Odyssey has released a research preview that points to a different path for AI video: not a finished clip, but a responsive scene that changes as a person interacts with it.
The company calls the format interactive videos. Instead of asking AI to create a fixed sequence from beginning to end, Odyssey’s system generates image sequences that react immediately to input from a keyboard, controller, or smartphone.
What Odyssey Is Demonstrating
The core idea is a video system that behaves more like an environment than a passive piece of media. Odyssey describes the technology as a world model, meaning an AI system built to generate dynamic surroundings that can be acted on, rather than simply watched.
The demo uses an autoregressive world model. In plain terms, the model decides what the next frame should look like by considering the current scene, the user’s action, and the sequence of events that came before it.
That makes the experience different from traditional video generation. A conventional video model can produce an entire clip in one pass. Odyssey’s approach keeps updating the visual output frame by frame, so the scene can change in response to what the user does.
Odyssey says its long-term ambition is to simulate visuals and actions with enough realism that they cannot be distinguished from real life. The research preview is not presented as that final destination. It is described as raw and sometimes unstable, but meaningful because it shows where the company wants AI-generated content to go.
Why World Models Matter
The importance of Odyssey’s demo is not only that the video is AI-generated. The larger shift is from static generation to continuous interaction.
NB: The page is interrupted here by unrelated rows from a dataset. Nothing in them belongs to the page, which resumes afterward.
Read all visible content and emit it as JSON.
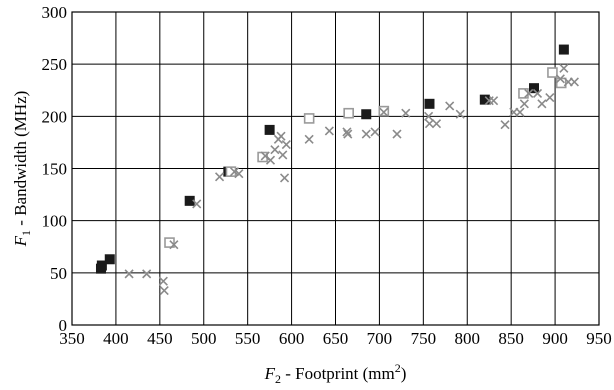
{
  "chart_data": {
    "type": "scatter",
    "xlim": [
      350,
      950
    ],
    "ylim": [
      0,
      300
    ],
    "x_ticks": [
      350,
      400,
      450,
      500,
      550,
      600,
      650,
      700,
      750,
      800,
      850,
      900,
      950
    ],
    "y_ticks": [
      0,
      50,
      100,
      150,
      200,
      250,
      300
    ],
    "grid": true,
    "xlabel": {
      "var": "F",
      "sub": "2",
      "text": " - Footprint (mm",
      "sup": "2",
      "tail": ")"
    },
    "ylabel": {
      "var": "F",
      "sub": "1",
      "text": " - Bandwidth (MHz)"
    },
    "series": [
      {
        "marker": "filled-square",
        "color": "#1a1a1a",
        "points": [
          [
            383,
            54
          ],
          [
            384,
            57
          ],
          [
            393,
            63
          ],
          [
            484,
            119
          ],
          [
            528,
            147
          ],
          [
            575,
            187
          ],
          [
            685,
            202
          ],
          [
            757,
            212
          ],
          [
            820,
            216
          ],
          [
            876,
            227
          ],
          [
            910,
            264
          ]
        ]
      },
      {
        "marker": "open-square",
        "color": "#9a9a9a",
        "points": [
          [
            461,
            79
          ],
          [
            531,
            147
          ],
          [
            567,
            161
          ],
          [
            620,
            198
          ],
          [
            665,
            203
          ],
          [
            705,
            205
          ],
          [
            864,
            222
          ],
          [
            897,
            242
          ],
          [
            907,
            232
          ]
        ]
      },
      {
        "marker": "x",
        "color": "#8a8a8a",
        "points": [
          [
            415,
            49
          ],
          [
            435,
            49
          ],
          [
            454,
            42
          ],
          [
            455,
            33
          ],
          [
            466,
            77
          ],
          [
            492,
            116
          ],
          [
            518,
            142
          ],
          [
            535,
            147
          ],
          [
            540,
            145
          ],
          [
            570,
            162
          ],
          [
            576,
            158
          ],
          [
            581,
            168
          ],
          [
            585,
            178
          ],
          [
            588,
            181
          ],
          [
            590,
            163
          ],
          [
            592,
            141
          ],
          [
            594,
            173
          ],
          [
            620,
            178
          ],
          [
            643,
            186
          ],
          [
            663,
            185
          ],
          [
            664,
            183
          ],
          [
            685,
            183
          ],
          [
            695,
            185
          ],
          [
            705,
            204
          ],
          [
            720,
            183
          ],
          [
            730,
            203
          ],
          [
            756,
            200
          ],
          [
            757,
            193
          ],
          [
            765,
            193
          ],
          [
            780,
            210
          ],
          [
            792,
            202
          ],
          [
            825,
            215
          ],
          [
            830,
            215
          ],
          [
            843,
            192
          ],
          [
            853,
            204
          ],
          [
            860,
            204
          ],
          [
            865,
            212
          ],
          [
            870,
            222
          ],
          [
            880,
            222
          ],
          [
            885,
            212
          ],
          [
            894,
            218
          ],
          [
            906,
            236
          ],
          [
            910,
            246
          ],
          [
            915,
            233
          ],
          [
            922,
            233
          ]
        ]
      }
    ]
  }
}
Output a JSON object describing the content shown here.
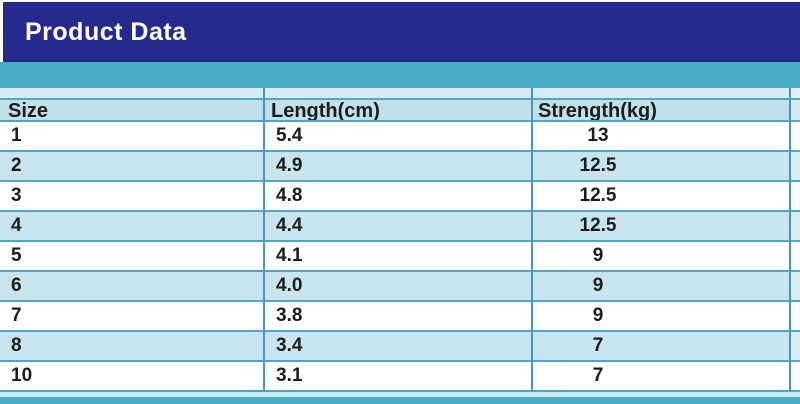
{
  "banner": {
    "title": "Product Data"
  },
  "table": {
    "columns": [
      "Size",
      "Length(cm)",
      "Strength(kg)"
    ],
    "rows": [
      {
        "size": "1",
        "length": "5.4",
        "strength": "13"
      },
      {
        "size": "2",
        "length": "4.9",
        "strength": "12.5"
      },
      {
        "size": "3",
        "length": "4.8",
        "strength": "12.5"
      },
      {
        "size": "4",
        "length": "4.4",
        "strength": "12.5"
      },
      {
        "size": "5",
        "length": "4.1",
        "strength": "9"
      },
      {
        "size": "6",
        "length": "4.0",
        "strength": "9"
      },
      {
        "size": "7",
        "length": "3.8",
        "strength": "9"
      },
      {
        "size": "8",
        "length": "3.4",
        "strength": "7"
      },
      {
        "size": "10",
        "length": "3.1",
        "strength": "7"
      }
    ]
  },
  "colors": {
    "banner_bg": "#262a8e",
    "banner_text": "#ffffff",
    "teal_band": "#4aadc6",
    "header_row_bg": "#c3dfea",
    "alt_row_bg": "#c8e4ef",
    "vertical_border": "#4696b9",
    "horizontal_border": "#4da8c5",
    "text": "#1c1c1c"
  },
  "chart_data": {
    "type": "table",
    "title": "Product Data",
    "columns": [
      "Size",
      "Length(cm)",
      "Strength(kg)"
    ],
    "rows": [
      [
        1,
        5.4,
        13
      ],
      [
        2,
        4.9,
        12.5
      ],
      [
        3,
        4.8,
        12.5
      ],
      [
        4,
        4.4,
        12.5
      ],
      [
        5,
        4.1,
        9
      ],
      [
        6,
        4.0,
        9
      ],
      [
        7,
        3.8,
        9
      ],
      [
        8,
        3.4,
        7
      ],
      [
        10,
        3.1,
        7
      ]
    ],
    "layout_hints": {
      "row_striping": "white / light-blue alternating starting white",
      "strength_column_alignment": "center",
      "size_length_alignment": "left"
    }
  }
}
In a passive video, the viewer has no effect on what happens next. In Odyssey’s interactive video, the user’s choices become part of the generation process. The model must maintain a coherent scene while also adapting to new input.
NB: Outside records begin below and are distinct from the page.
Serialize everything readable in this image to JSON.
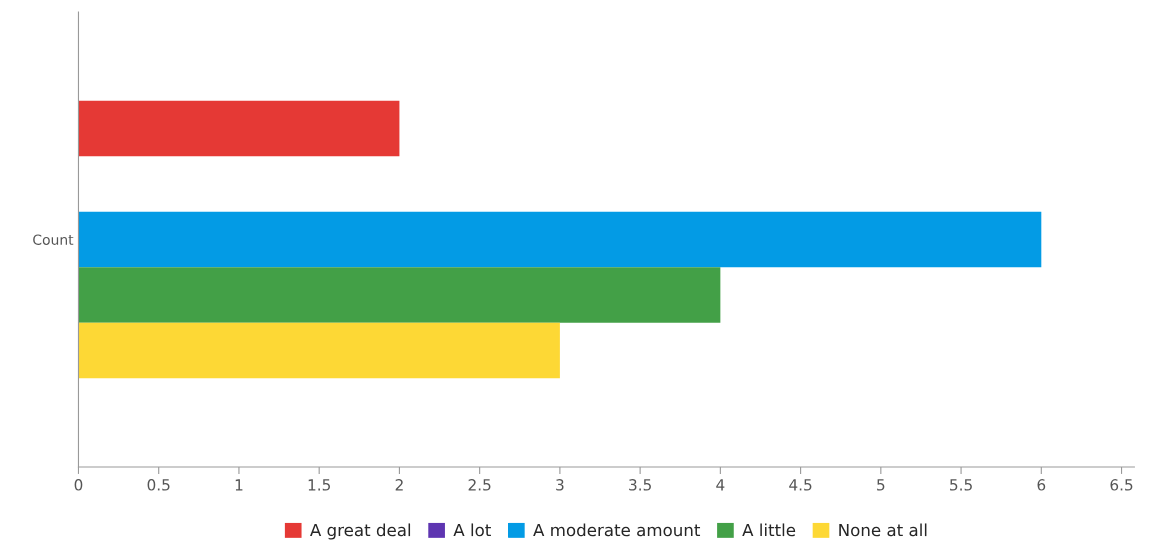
{
  "chart_data": {
    "type": "bar",
    "orientation": "horizontal",
    "categories": [
      "Count"
    ],
    "series": [
      {
        "name": "A great deal",
        "color": "#e53935",
        "values": [
          2
        ]
      },
      {
        "name": "A lot",
        "color": "#5e35b1",
        "values": [
          0
        ]
      },
      {
        "name": "A moderate amount",
        "color": "#039be5",
        "values": [
          6
        ]
      },
      {
        "name": "A little",
        "color": "#43a047",
        "values": [
          4
        ]
      },
      {
        "name": "None at all",
        "color": "#fdd835",
        "values": [
          3
        ]
      }
    ],
    "xlim": [
      0,
      6.58
    ],
    "xticks": [
      0,
      0.5,
      1,
      1.5,
      2,
      2.5,
      3,
      3.5,
      4,
      4.5,
      5,
      5.5,
      6,
      6.5
    ],
    "grid": false,
    "legend": "bottom"
  }
}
That distinction matters for agentic AI as well. Odyssey frames world models as possible training grounds for AI systems that need to learn and act inside simulated environments. If an AI system can operate in a generated world, it may be able to learn from its own experience inside that simulation.
The source article does not describe this as a finished commercial product. It presents the demo as an early research preview, with clear technical limits. Still, the direction is notable: AI-generated media could move from producing assets to producing experiences that unfold on demand.
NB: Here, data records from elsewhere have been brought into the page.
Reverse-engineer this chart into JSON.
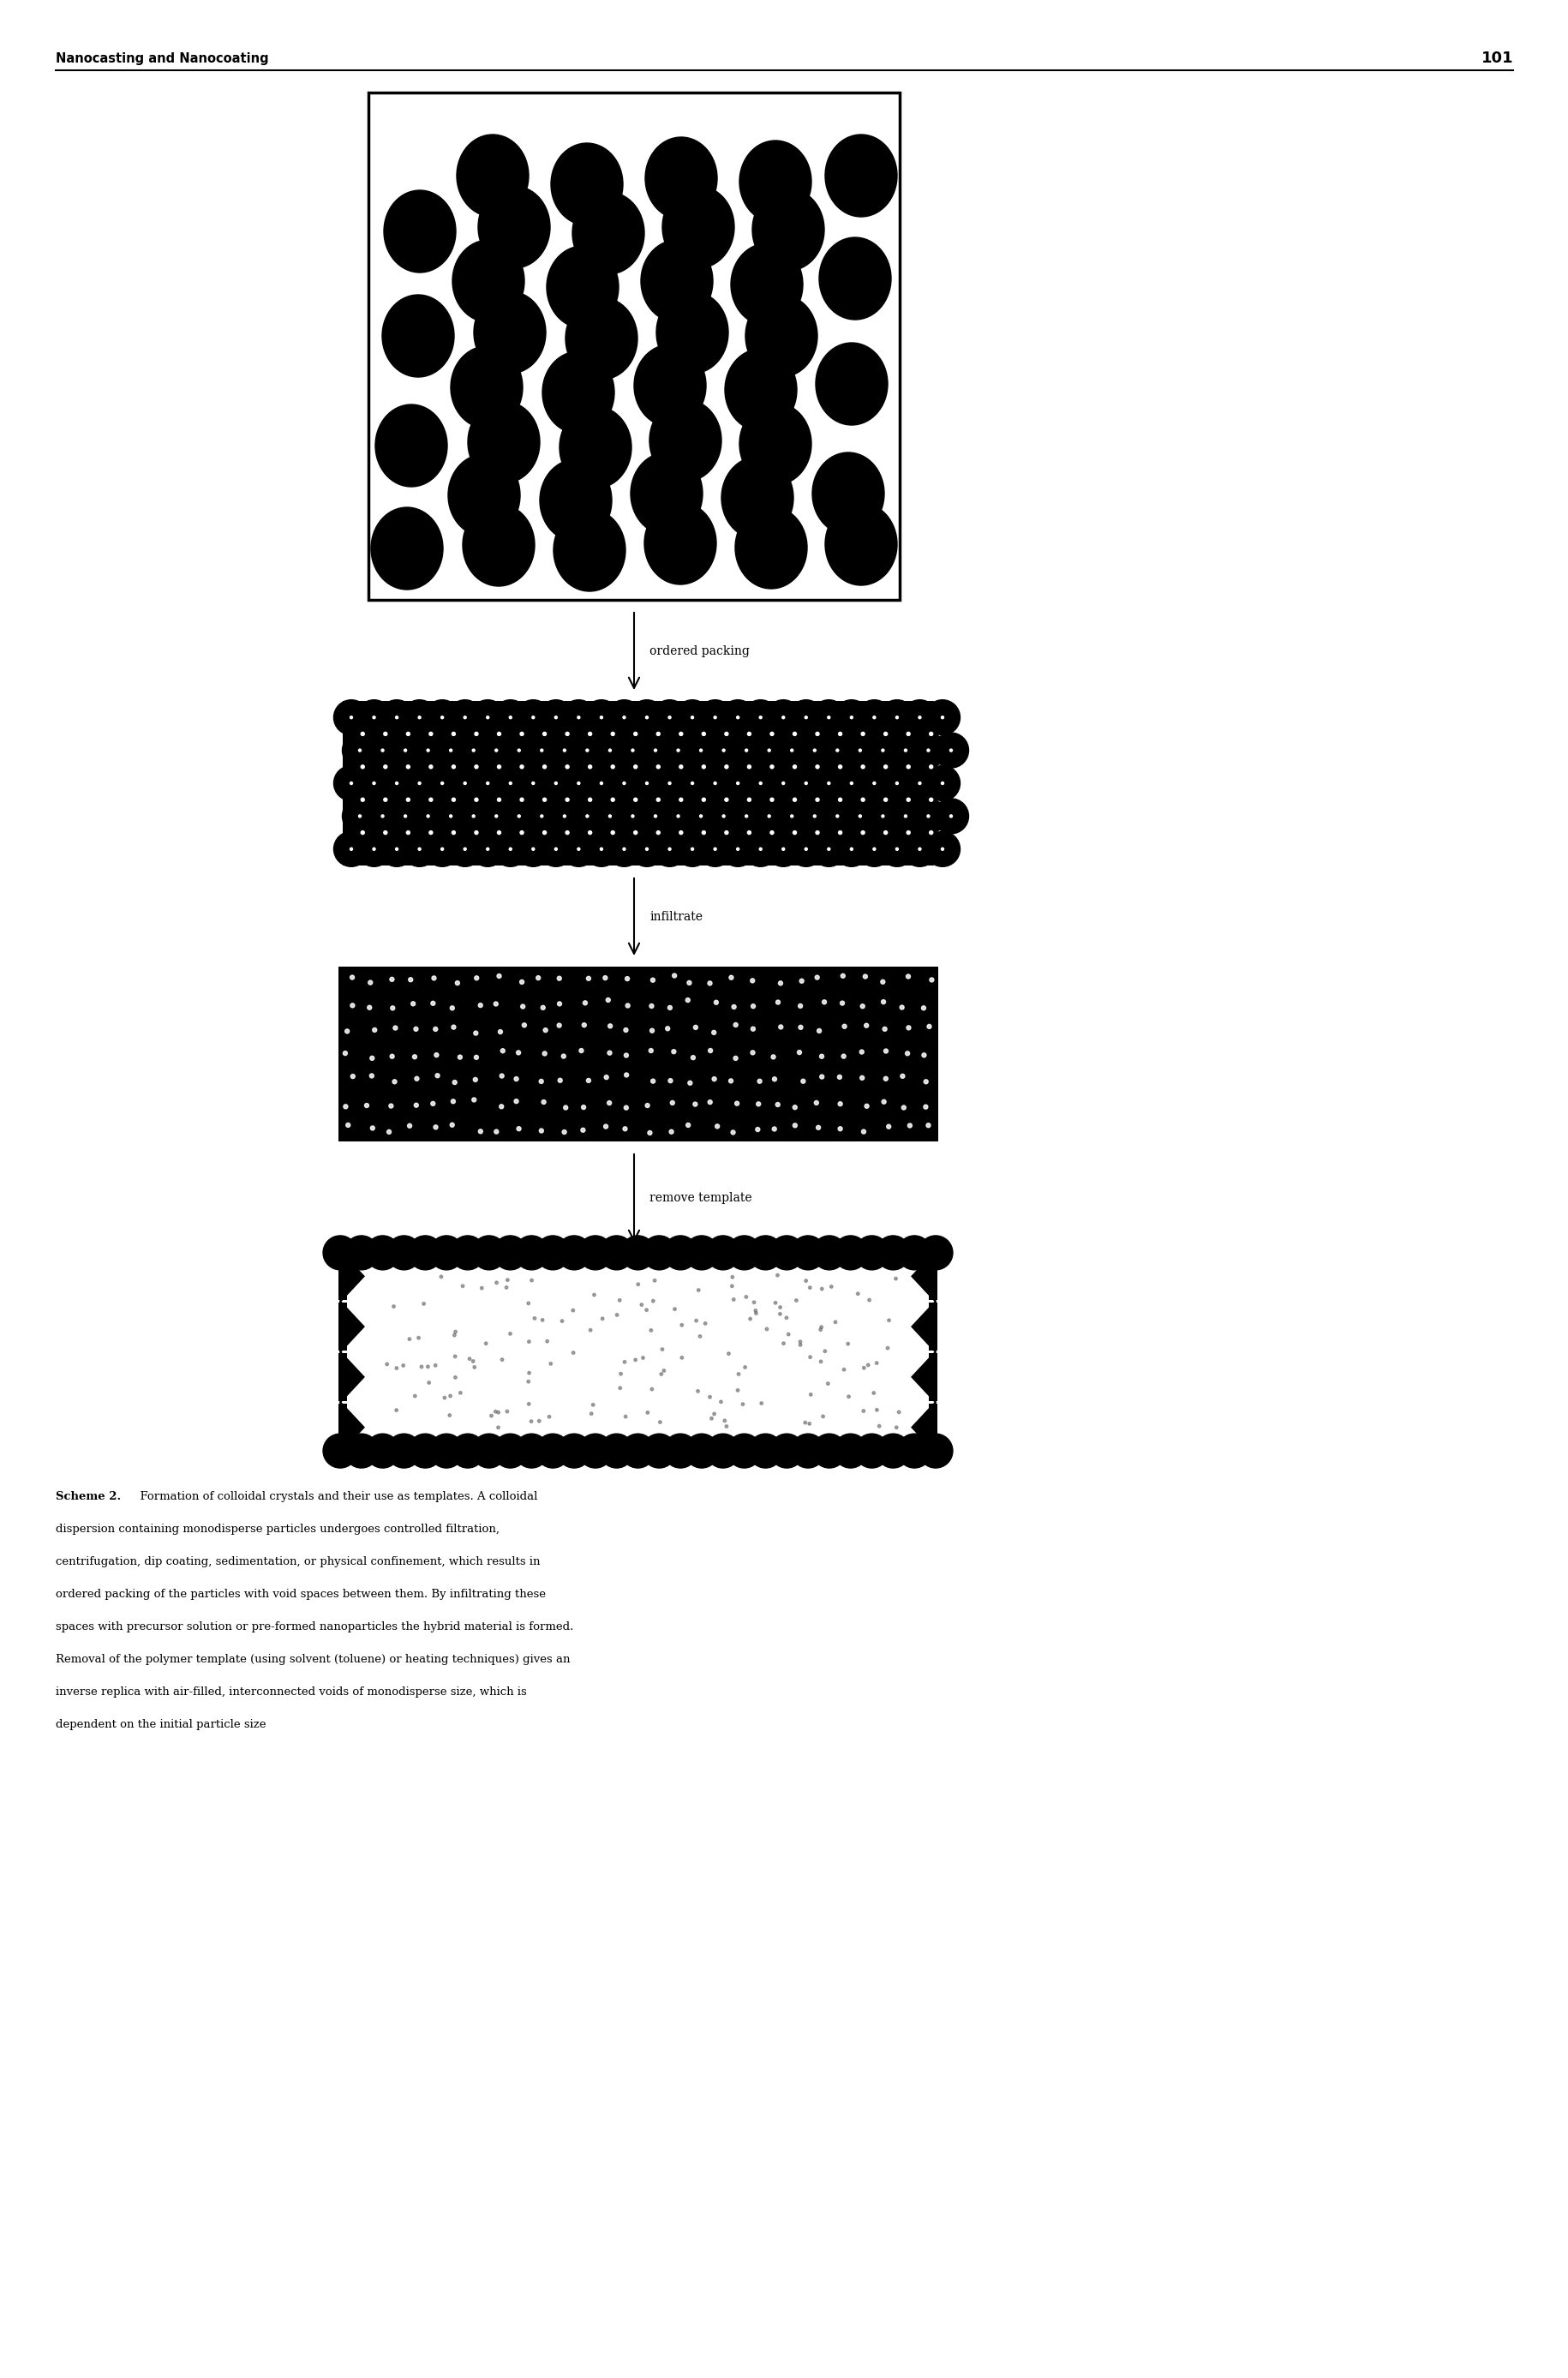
{
  "page_width": 18.31,
  "page_height": 27.75,
  "bg_color": "#ffffff",
  "header_text": "Nanocasting and Nanocoating",
  "header_page": "101",
  "label_ordered_packing": "ordered packing",
  "label_infiltrate": "infiltrate",
  "label_remove_template": "remove template",
  "caption_bold": "Scheme 2.",
  "caption_rest": "  Formation of colloidal crystals and their use as templates. A colloidal dispersion containing monodisperse particles undergoes controlled filtration, centrifugation, dip coating, sedimentation, or physical confinement, which results in ordered packing of the particles with void spaces between them. By infiltrating these spaces with precursor solution or pre-formed nanoparticles the hybrid material is formed. Removal of the polymer template (using solvent (toluene) or heating techniques) gives an inverse replica with air-filled, interconnected voids of monodisperse size, which is dependent on the initial particle size"
}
Stability Comes With Limits
For the latest preview, Odyssey intentionally narrowed what the model had to handle. The system was first trained on general video footage, then fine-tuned with video from a handful of well-documented scenes.
Co-founder Oliver Cameron says this focused training helps keep the model stable and stops it from drifting into visuals that no longer make sense. According to Cameron, a more generalist model would fall apart after 20 to 30 seconds. The current version can keep video consistent for about two and a half minutes.
That stability has trade-offs. Users cannot yet freely look up or down. The limitation comes from the choice to prioritize a more stable experience over total freedom inside the generated scene.
Cameron also emphasized that the video is not assembled from pre-rendered material. According to him, "every frame is absolutely generated by a diffusion model we've trained."
The system processes input immediately, creates a new frame every 40 milliseconds, and streams the result back. Odyssey runs the system on H100 GPU clusters in the US and EU. Under ideal conditions, latency is 40 milliseconds. Current costs range from one to two dollars per user hour, with prices expected to fall.
What Comes Next
Odyssey is already working on a model designed for broader generalization and more realistic dynamics. Early versions are said to show more varied visual patterns, movement, and interactions, while improving consistency over time.
The direction suggests several challenges that still have to be balanced:
- Generalization: the model needs to handle more environments without losing coherence.
- Control: users will expect more freedom than the current demo allows.
- Latency: real-time interaction depends on fast frame generation and streaming.
- Cost: the system currently has a measurable user-hour cost, even if prices are expected to drop.
Odyssey is not the only company exploring this kind of system. Decart AI is developing a similar idea through Oasis, described as a Minecraft-style game created in real time by AI. Oasis is trained on video data and generates graphics, physics, and gameplay while users interact with a mouse and keyboard. It combines vision transformers with a diffusion model for stable visuals.
Together, these efforts show a broader movement in generative AI: from creating isolated media files toward generating interactive worlds. Odyssey’s preview remains early, limited, and sometimes unstable, but it demonstrates the central promise clearly. AI video may become something people can enter and steer, not just something they press play on.